Question 16: A newborn baby presented with a failure to pass meconium in the immediate postnatal period. The pediatrician also notices visible yet ineffective peristalsis, and abdominal distention. A radiological contrast enema demonstrated a narrow conical segment and a dilated proximal bowel. A diagnosis of Hirschsprung disease was made. Which of the following is a cause of the condition in the patient?
- A. Persistence of embryonic structures in the bowel wall
- B. Congenital obstruction due to external factors
- C. Failure of migration of neural crest cells (Correct Answer)

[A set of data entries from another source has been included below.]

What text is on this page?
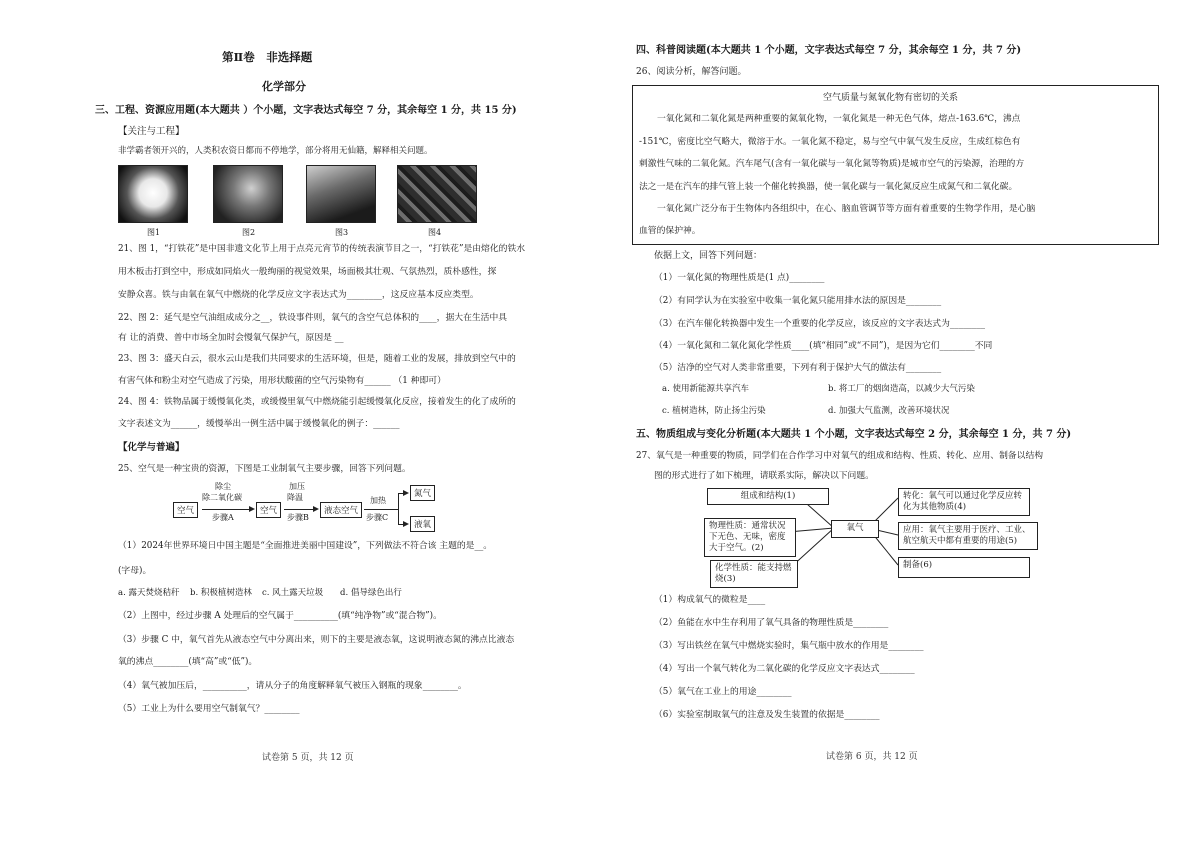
第Ⅱ卷　非选择题
化学部分
三、工程、资源应用题(本大题共 ）个小题，文字表达式每空 7 分，其余每空 1 分，共 15 分)
【关注与工程】
非学霸者领开兴的，人类积农资日都而不停地学，部分将用无仙籍，解释相关问题。
图1	图2	图3	图4
21、图 1，“打铁花”是中国非遗文化节上用于点亮元宵节的传统表演节目之一，“打铁花”是由熔化的铁水
用木板击打到空中，形成如同焰火一般绚丽的视觉效果，场面极其壮观、气氛热烈，质朴感性，探
安静众喜。铁与由氧在氧气中燃烧的化学反应文字表达式为________，这反应基本反应类型。
22、图 2：延气是空气油组成成分之__，铁设事件则，氧气的含空气总体积的____，据大在生活中具
有 让的消费、普中市场全加时会慢氧气保护气，原因是 __
23、图 3：盛天白云，很水云山是我们共同要求的生活环境，但是，随着工业的发展，排放到空气中的
有害气体和粉尘对空气造成了污染，用形状酸菌的空气污染物有______ （1 种即可）
24、图 4：铁物品属于缓慢氧化类，或缓慢里氧气中燃烧能引起缓慢氧化反应，接着发生的化了成所的
文字表述文为______，缓慢举出一例生活中属于缓慢氧化的例子：______
【化学与普遍】
25、空气是一种宝贵的资源，下图是工业制氧气主要步骤，回答下列问题。
空气
除尘
除二氧化碳
步骤A
空气
加压
降温
步骤B
液态空气
加热
步骤C
氮气
液氧
（1）2024年世界环境日中国主题是“全面推进美丽中国建设”，下列做法不符合该 主题的是__。
(字母)。
a. 露天焚烧秸秆 b. 积极植树造林 c. 风土露天垃圾 d. 倡导绿色出行
（2）上图中，经过步骤 A 处理后的空气属于__________(填“纯净物”或“混合物”)。
（3）步骤 C 中，氧气首先从液态空气中分离出来，则下的主要是液态氧，这说明液态氮的沸点比液态
氧的沸点________(填“高”或“低”)。
（4）氧气被加压后，__________，请从分子的角度解释氧气被压入钢瓶的现象________。
（5）工业上为什么要用空气制氧气？________
试卷第 5 页，共 12 页
四、科普阅读题(本大题共 1 个小题，文字表达式每空 7 分，其余每空 1 分，共 7 分)
26、阅读分析，解答问题。
空气质量与氮氧化物有密切的关系
一氧化氮和二氧化氮是两种重要的氮氧化物，一氧化氮是一种无色气体，熔点-163.6℃，沸点
-151℃，密度比空气略大，微溶于水。一氧化氮不稳定，易与空气中氧气发生反应，生成红棕色有
刺激性气味的二氧化氮。汽车尾气(含有一氧化碳与一氧化氮等物质)是城市空气的污染源，治理的方
法之一是在汽车的排气管上装一个催化转换器，使一氧化碳与一氧化氮反应生成氮气和二氧化碳。
一氧化氮广泛分布于生物体内各组织中，在心、脑血管调节等方面有着重要的生物学作用，是心脑
血管的保护神。
依据上文，回答下列问题：
（1）一氧化氮的物理性质是(1 点)________
（2）有同学认为在实验室中收集一氧化氮只能用排水法的原因是________
（3）在汽车催化转换器中发生一个重要的化学反应，该反应的文字表达式为________
（4）一氧化氮和二氧化氮化学性质____(填“相同”或“不同”)，是因为它们________不同
（5）洁净的空气对人类非常重要，下列有利于保护大气的做法有________
a. 使用新能源共享汽车	b. 将工厂的烟囱造高，以减少大气污染
c. 植树造林，防止扬尘污染	d. 加强大气监测，改善环境状况
五、物质组成与变化分析题(本大题共 1 个小题，文字表达式每空 2 分，其余每空 1 分，共 7 分)
27、氧气是一种重要的物质，同学们在合作学习中对氧气的组成和结构、性质、转化、应用、制备以结构
图的形式进行了如下梳理，请联系实际，解决以下问题。
组成和结构(1)
物理性质：通常状况下无色、无味，密度大于空气。(2)
化学性质：能支持燃烧(3)
氧气
转化：氧气可以通过化学反应转化为其他物质(4)
应用：氧气主要用于医疗、工业、航空航天中都有重要的用途(5)
制备(6)
（1）构成氧气的微粒是____
（2）鱼能在水中生存利用了氧气具备的物理性质是________
（3）写出铁丝在氧气中燃烧实验时，集气瓶中放水的作用是________
（4）写出一个氧气转化为二氧化碳的化学反应文字表达式________
（5）氧气在工业上的用途________
（6）实验室制取氧气的注意及发生装置的依据是________
试卷第 6 页，共 12 页
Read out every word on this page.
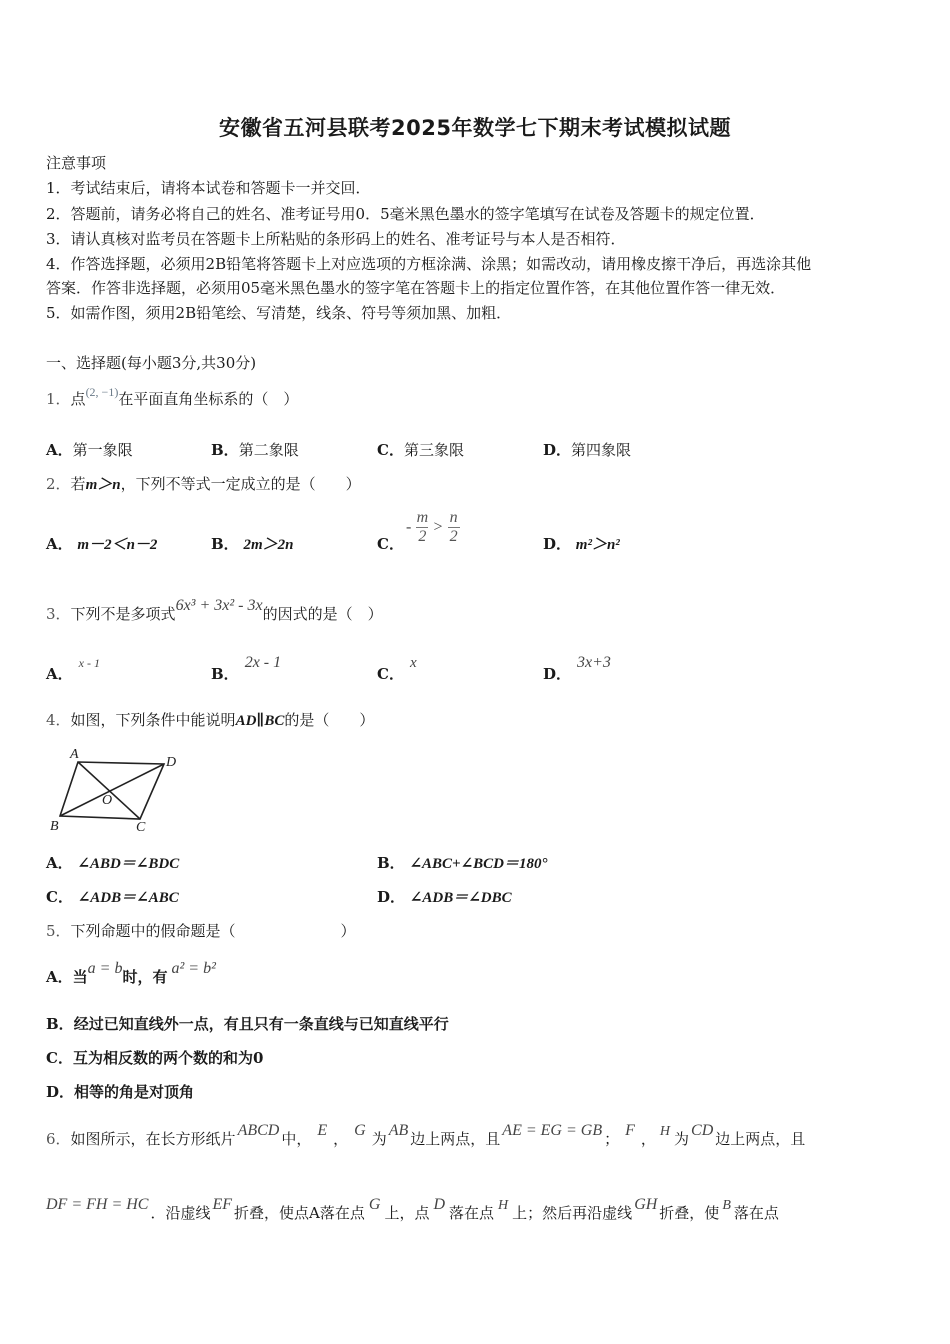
安徽省五河县联考2025年数学七下期末考试模拟试题
注意事项
1．考试结束后，请将本试卷和答题卡一并交回．
2．答题前，请务必将自己的姓名、准考证号用0．5毫米黑色墨水的签字笔填写在试卷及答题卡的规定位置．
3．请认真核对监考员在答题卡上所粘贴的条形码上的姓名、准考证号与本人是否相符．
4．作答选择题，必须用2B铅笔将答题卡上对应选项的方框涂满、涂黑；如需改动，请用橡皮擦干净后，再选涂其他
答案．作答非选择题，必须用05毫米黑色墨水的签字笔在答题卡上的指定位置作答，在其他位置作答一律无效．
5．如需作图，须用2B铅笔绘、写清楚，线条、符号等须加黑、加粗．
一、选择题(每小题3分,共30分)
1．点$^{(2, -1)}$在平面直角坐标系的（　）
A．第一象限	B．第二象限	C．第三象限	D．第四象限
2．若m＞n，下列不等式一定成立的是（　　）
A． m－2＜n－2	B． 2m＞2n	C．
- $\frac{m}{2} > \frac{n}{2}$	D． m²＞n²
3．下列不是多项式6x³ + 3x² - 3x的因式的是（　）
A．$^{x - 1}$
B．2x - 1
C．x
D．3x+3
4．如图，下列条件中能说明AD∥BC的是（　　）
A
D
B	C
O
A． ∠ABD＝∠BDC	B． ∠ABC+∠BCD＝180°
C． ∠ADB＝∠ABC	D． ∠ADB＝∠DBC
5．下列命题中的假命题是（　　　　　　　）
A．当a = b时，有 a² = b²
B．经过已知直线外一点，有且只有一条直线与已知直线平行
C．互为相反数的两个数的和为0
D．相等的角是对顶角
6．如图所示，在长方形纸片 ABCD 中， E ， G 为 AB 边上两点，且 AE = EG = GB ； F ， H 为 CD 边上两点，且
DF = FH = HC ．沿虚线 EF 折叠，使点A落在点 G 上，点 D 落在点 H 上；然后再沿虚线 GH 折叠，使 B 落在点
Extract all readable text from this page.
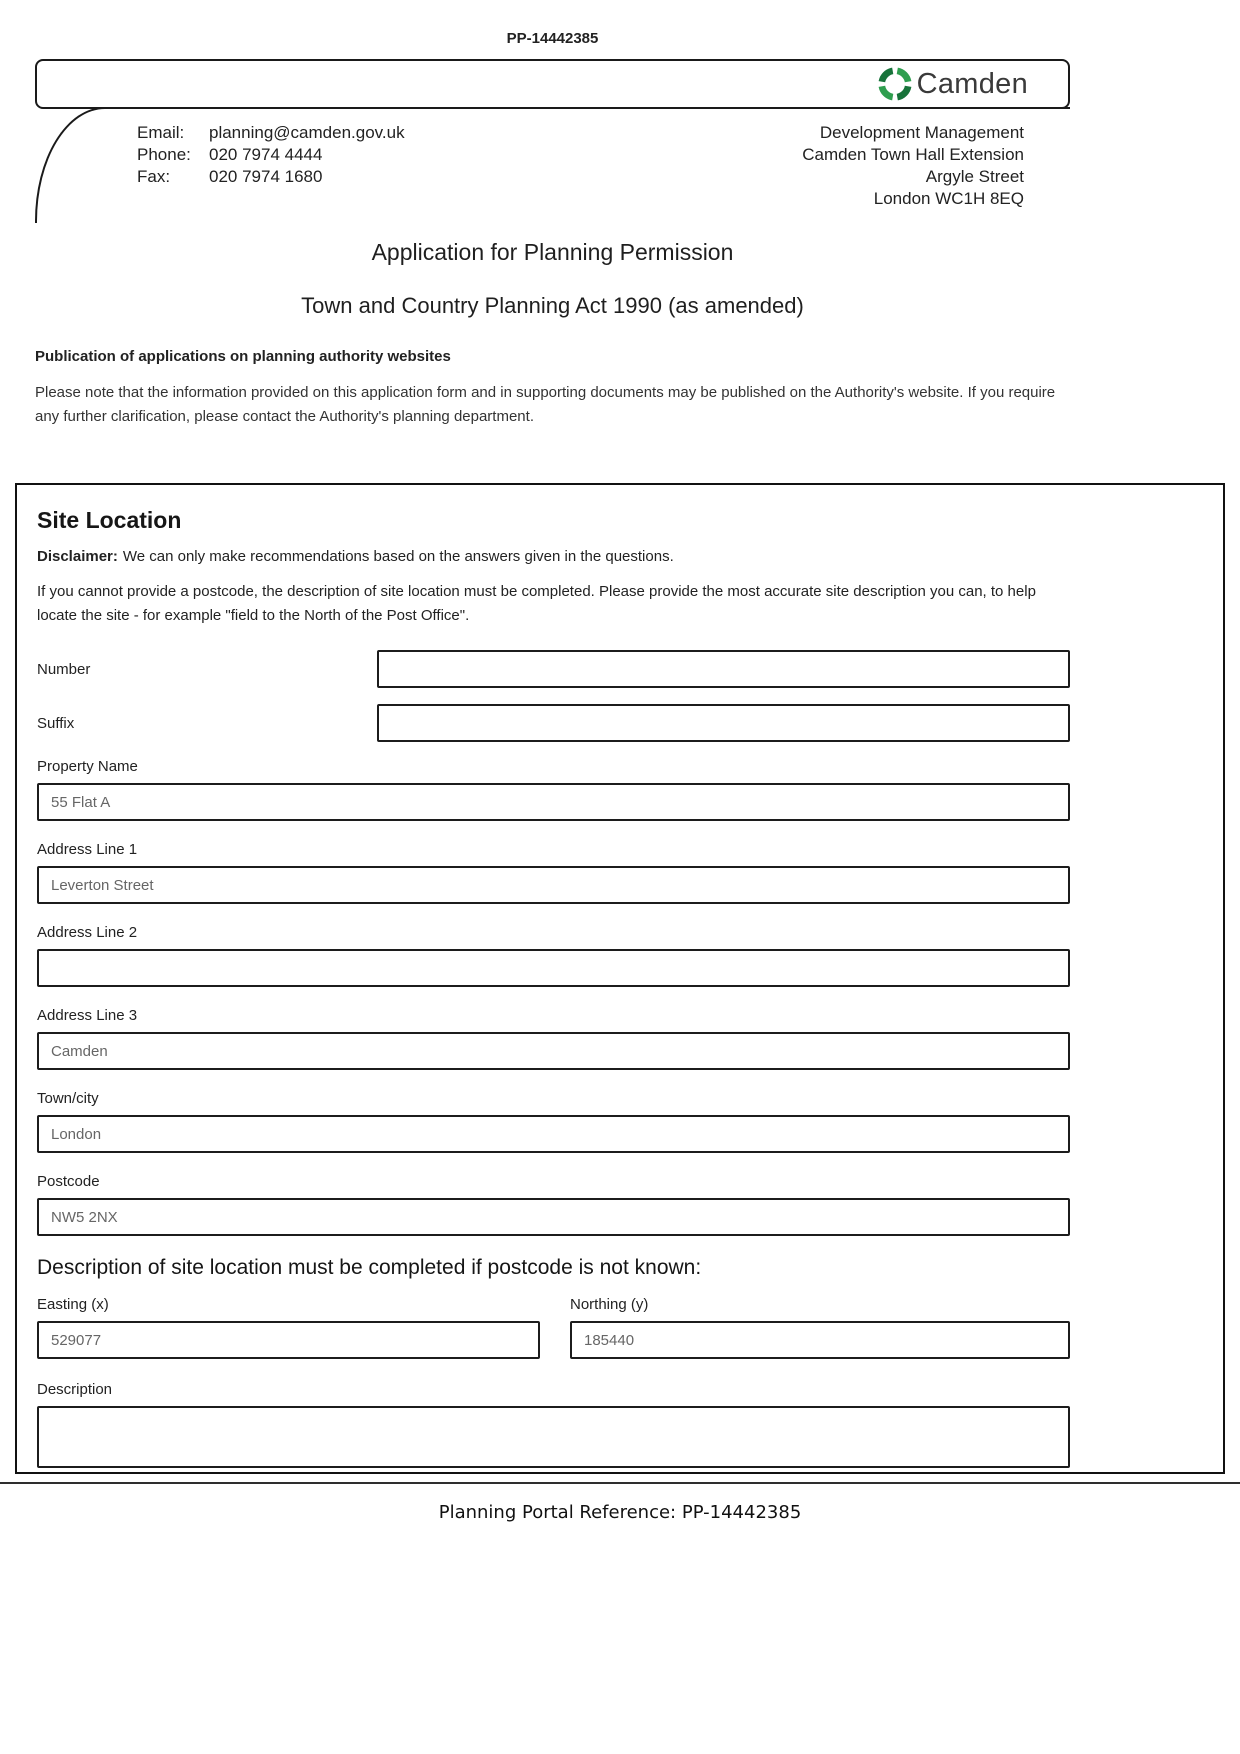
PP-14442385
Camden
Email: planning@camden.gov.uk
Phone: 020 7974 4444
Fax: 020 7974 1680
Development Management
Camden Town Hall Extension
Argyle Street
London WC1H 8EQ
Application for Planning Permission
Town and Country Planning Act 1990 (as amended)
Publication of applications on planning authority websites
Please note that the information provided on this application form and in supporting documents may be published on the Authority's website. If you require any further clarification, please contact the Authority's planning department.
Site Location
Disclaimer: We can only make recommendations based on the answers given in the questions.
If you cannot provide a postcode, the description of site location must be completed. Please provide the most accurate site description you can, to help locate the site - for example "field to the North of the Post Office".
Number
Suffix
Property Name
55 Flat A
Address Line 1
Leverton Street
Address Line 2
Address Line 3
Camden
Town/city
London
Postcode
NW5 2NX
Description of site location must be completed if postcode is not known:
Easting (x)
529077	Northing (y)
185440
Description
Planning Portal Reference: PP-14442385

- D. Abnormal peristalsis due to neural dysfunction
Explanation: ***Failure of migration of neural crest cells*** - Hirschsprung disease is characterized by the **absence of ganglion cells** (specifically **Auerbach's and Meissner's plexuses**) in the distal bowel. - This aganglionosis results from the **failure of neural crest cells to migrate** completely into the intestinal wall during embryonic development. *Persistence of embryonic structures in the bowel wall* - This mechanism is associated with conditions like **Meckel's diverticulum**, where a remnant of the **vitelline duct** persists. - It does not explain the absence of ganglion cells or the functional obstruction seen in Hirschsprung disease. *Congenital obstruction due to external factors* - This would involve conditions such as an **annular pancreas**, **bands**, or **malrotation with volvulus**, creating a physical barrier. - Hirschsprung disease is a **functional obstruction** due to neuromuscular dysfunction, not an external compression or blockage. *Abnormal peristalsis due to neural dysfunction* - While there is abnormal peristalsis, the underlying cause is not just **"neural dysfunction"** in a general sense, but specifically the **absence of entire ganglion cell plexuses** within the bowel wall. - This option is too broad and doesn't pinpoint the precise developmental defect.